- North Laurel, Maryland United States

Information
- Other name: Laurel Colored Agricultural and Industrial School
- Established: 1901
- Founder: Ernest Lyon
- Closed: unknown
- Principal: R.J. Pollard

= Maryland Industrial and Agricultural Institute for Colored Youths =

The Maryland Industrial and Agricultural Institute for Colored Youths was a school originally located in North Laurel, Maryland, United States. It was founded in 1901 by Ernest Lyon for the education of African-American students in central Maryland.

== History ==
In 1901 Ernest Lyon, the pastor at John Wesley Church in Baltimore, Maryland and a professor at Morgan College, purchased 87 acres of land located near the city of Laurel, Maryland and the Patuxent River for the establishment of a school dedicated to the education of African-American students, and served as the institution's first president, with agriculturalist R.J. Pollard as principal. Lyon was inspired by Booker T. Washington's advocacy of industrial education for African American children, and Washington later wrote in support of the Maryland Industrial and Agricultural Institute and similar institutions to the Maryland State Commission of Education. Pollard described the aims of the mission of the institute's founders as "the establishment of a Hampton or Tuskegee in Maryland-in the Black Belt of Maryland-as we have styled it."

The school was also known as the "Laurel Colored Agricultural and Industrial School."

By 1913, the school was no longer located in Laurel. The school later merged with Bowie Normal School.
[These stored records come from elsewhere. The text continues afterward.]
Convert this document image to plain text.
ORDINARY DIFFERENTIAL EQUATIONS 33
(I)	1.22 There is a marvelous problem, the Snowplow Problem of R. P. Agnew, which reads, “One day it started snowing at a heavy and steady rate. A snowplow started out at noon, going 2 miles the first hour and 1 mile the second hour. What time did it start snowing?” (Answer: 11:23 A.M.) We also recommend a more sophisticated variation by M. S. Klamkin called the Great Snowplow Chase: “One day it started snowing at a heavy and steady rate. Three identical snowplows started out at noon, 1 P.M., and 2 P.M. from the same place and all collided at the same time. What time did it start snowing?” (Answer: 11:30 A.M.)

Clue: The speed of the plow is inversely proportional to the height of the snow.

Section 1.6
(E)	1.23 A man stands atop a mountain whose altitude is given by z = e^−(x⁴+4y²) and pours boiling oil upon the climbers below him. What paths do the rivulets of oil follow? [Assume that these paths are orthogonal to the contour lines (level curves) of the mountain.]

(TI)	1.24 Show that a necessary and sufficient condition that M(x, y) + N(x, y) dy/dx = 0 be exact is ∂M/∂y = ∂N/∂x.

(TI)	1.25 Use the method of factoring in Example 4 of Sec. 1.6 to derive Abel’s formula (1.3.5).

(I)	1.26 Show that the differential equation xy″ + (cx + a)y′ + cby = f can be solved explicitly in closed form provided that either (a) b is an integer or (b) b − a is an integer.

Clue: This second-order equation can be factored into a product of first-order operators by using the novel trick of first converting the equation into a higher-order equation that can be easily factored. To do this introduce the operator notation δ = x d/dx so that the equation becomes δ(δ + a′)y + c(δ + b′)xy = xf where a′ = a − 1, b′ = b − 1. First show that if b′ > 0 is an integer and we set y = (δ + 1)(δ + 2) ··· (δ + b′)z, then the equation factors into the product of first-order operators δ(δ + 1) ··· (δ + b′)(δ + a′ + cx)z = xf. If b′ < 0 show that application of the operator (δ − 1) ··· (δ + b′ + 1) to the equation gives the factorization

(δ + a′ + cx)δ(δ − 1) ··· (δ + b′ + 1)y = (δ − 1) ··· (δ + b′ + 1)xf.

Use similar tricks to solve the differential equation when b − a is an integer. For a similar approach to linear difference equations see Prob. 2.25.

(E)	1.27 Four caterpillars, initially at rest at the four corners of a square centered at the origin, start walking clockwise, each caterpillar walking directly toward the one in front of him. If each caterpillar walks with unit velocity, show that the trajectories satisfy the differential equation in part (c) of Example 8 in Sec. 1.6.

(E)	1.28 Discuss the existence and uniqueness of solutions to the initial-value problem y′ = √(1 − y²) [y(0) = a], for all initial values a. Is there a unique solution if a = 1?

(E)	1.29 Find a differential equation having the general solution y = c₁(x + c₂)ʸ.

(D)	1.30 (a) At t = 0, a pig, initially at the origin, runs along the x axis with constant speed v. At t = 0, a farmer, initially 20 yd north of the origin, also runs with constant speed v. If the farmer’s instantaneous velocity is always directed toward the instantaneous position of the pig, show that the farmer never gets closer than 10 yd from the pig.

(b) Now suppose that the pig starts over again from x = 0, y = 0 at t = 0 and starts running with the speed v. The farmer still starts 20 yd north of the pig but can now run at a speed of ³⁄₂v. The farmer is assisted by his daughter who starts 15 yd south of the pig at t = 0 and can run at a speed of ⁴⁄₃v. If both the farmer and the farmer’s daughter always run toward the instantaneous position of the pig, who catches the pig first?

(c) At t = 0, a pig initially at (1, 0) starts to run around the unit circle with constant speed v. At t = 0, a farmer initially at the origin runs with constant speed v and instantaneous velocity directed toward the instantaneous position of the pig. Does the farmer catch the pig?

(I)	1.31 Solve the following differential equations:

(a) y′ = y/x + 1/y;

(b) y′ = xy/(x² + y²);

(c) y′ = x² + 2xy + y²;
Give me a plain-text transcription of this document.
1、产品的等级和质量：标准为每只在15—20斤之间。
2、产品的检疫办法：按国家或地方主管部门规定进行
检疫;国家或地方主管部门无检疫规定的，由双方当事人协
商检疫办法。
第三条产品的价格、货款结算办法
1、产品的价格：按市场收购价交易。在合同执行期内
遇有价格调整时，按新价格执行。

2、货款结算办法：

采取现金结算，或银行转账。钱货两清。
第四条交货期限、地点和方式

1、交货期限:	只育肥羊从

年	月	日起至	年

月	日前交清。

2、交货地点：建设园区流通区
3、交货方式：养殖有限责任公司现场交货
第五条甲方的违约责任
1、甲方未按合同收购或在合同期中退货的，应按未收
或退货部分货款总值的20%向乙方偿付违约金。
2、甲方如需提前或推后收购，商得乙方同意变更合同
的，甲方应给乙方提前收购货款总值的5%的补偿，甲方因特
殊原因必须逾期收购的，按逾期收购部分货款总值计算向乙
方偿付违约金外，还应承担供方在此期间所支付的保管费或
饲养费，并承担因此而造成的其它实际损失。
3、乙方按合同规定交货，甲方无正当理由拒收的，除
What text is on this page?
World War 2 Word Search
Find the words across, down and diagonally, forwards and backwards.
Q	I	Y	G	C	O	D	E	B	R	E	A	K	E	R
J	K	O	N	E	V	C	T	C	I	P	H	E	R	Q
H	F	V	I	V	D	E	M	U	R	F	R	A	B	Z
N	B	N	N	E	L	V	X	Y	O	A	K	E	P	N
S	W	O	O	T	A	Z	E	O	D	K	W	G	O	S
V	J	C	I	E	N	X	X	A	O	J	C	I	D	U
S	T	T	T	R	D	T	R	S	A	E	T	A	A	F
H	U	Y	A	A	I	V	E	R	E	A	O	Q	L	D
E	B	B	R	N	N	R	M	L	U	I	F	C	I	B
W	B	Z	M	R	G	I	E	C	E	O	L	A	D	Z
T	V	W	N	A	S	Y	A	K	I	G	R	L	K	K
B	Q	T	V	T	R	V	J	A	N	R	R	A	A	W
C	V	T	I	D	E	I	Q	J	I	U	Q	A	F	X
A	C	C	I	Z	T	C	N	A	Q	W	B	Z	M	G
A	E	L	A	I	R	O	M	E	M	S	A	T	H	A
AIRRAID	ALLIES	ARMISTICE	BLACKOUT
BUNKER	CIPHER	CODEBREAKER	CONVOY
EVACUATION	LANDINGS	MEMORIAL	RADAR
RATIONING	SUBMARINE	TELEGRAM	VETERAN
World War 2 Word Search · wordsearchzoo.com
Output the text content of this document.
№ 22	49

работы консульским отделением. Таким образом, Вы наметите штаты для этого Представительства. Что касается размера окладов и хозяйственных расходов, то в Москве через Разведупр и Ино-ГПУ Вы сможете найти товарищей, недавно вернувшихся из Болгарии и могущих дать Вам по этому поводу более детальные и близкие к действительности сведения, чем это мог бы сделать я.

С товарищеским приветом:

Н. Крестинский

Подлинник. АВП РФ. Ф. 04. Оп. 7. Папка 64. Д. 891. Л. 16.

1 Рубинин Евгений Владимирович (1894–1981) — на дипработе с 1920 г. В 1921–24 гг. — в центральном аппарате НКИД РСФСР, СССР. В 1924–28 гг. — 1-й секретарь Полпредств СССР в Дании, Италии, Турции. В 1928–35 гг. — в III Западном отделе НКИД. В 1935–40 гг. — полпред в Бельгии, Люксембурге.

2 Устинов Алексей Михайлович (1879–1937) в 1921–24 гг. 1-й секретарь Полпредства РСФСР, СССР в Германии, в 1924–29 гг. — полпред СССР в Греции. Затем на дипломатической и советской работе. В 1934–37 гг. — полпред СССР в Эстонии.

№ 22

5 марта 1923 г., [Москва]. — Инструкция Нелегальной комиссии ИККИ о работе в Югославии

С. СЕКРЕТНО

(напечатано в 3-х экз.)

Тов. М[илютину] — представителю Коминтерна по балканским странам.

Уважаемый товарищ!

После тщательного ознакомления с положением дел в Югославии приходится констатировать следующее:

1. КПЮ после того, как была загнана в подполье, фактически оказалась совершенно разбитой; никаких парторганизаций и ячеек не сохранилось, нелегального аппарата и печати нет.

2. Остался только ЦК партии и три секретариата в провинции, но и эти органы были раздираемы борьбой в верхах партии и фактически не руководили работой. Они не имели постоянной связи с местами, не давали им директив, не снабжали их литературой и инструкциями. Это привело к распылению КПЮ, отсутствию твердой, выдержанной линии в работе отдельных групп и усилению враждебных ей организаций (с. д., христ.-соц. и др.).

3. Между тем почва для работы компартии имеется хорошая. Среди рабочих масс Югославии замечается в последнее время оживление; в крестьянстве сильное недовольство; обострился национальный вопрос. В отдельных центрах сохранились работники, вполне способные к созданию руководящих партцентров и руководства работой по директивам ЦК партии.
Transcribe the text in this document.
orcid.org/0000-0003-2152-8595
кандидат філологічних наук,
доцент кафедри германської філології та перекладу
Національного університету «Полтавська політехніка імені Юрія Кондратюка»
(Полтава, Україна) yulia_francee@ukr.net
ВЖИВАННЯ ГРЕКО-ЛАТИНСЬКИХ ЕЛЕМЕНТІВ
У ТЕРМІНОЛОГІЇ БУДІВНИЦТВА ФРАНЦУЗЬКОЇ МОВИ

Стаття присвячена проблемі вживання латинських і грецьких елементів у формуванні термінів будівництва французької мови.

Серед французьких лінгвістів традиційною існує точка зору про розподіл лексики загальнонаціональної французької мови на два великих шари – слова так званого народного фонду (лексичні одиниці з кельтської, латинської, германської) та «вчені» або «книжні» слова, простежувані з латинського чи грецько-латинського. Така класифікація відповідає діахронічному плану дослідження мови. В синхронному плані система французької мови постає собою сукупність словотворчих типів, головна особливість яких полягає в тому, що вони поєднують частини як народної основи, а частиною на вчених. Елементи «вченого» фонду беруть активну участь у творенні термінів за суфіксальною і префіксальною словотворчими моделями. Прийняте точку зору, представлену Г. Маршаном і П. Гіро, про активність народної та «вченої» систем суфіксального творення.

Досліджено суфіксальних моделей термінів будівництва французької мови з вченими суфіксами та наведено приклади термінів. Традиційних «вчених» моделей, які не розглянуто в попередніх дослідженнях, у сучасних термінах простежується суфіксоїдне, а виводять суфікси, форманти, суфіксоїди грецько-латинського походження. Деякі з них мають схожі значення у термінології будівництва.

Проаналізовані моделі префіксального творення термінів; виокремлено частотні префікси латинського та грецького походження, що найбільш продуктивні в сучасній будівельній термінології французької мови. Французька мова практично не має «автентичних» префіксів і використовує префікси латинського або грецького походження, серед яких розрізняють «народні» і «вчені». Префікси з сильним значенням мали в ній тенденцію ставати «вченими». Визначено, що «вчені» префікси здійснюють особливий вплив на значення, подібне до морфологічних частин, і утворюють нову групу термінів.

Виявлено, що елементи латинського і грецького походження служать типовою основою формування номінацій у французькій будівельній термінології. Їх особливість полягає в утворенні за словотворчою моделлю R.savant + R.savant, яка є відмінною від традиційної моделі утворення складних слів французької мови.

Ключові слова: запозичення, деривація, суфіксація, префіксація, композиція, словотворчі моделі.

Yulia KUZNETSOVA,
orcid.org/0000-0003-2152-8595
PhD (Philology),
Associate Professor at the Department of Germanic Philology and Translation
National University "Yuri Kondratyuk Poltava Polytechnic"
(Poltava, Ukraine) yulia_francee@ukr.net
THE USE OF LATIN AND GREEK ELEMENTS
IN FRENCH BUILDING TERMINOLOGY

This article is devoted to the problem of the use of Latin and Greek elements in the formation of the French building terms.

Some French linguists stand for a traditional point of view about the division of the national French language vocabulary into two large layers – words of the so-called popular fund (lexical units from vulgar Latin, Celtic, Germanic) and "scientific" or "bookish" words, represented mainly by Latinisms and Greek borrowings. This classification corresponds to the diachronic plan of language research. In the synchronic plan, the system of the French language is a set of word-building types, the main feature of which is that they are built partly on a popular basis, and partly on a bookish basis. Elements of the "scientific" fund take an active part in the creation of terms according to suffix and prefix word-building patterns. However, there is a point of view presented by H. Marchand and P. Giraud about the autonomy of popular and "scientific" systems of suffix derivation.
== Funding and curriculum ==
Although the Industrial and Agricultural Institute initially had difficulty securing adequate funding from the Maryland State Legislature to support its operation and relied largely on private funding, by 1909 it was one of a number of industrial schools for African-American youths that were commended by the Maryland State Commission of Education as a model of industrial education. All students received instruction in English, as well as in one of more of the following subject areas: "carpentry, mechanical drawing, farming, cookery, dressmaking, laundering and housekeeping." Students cultivated crops on the school's farmland which were used to feed school attendees and staff as well as livestock cared for by the students. The initial class consisted of eight students, who boarded on campus.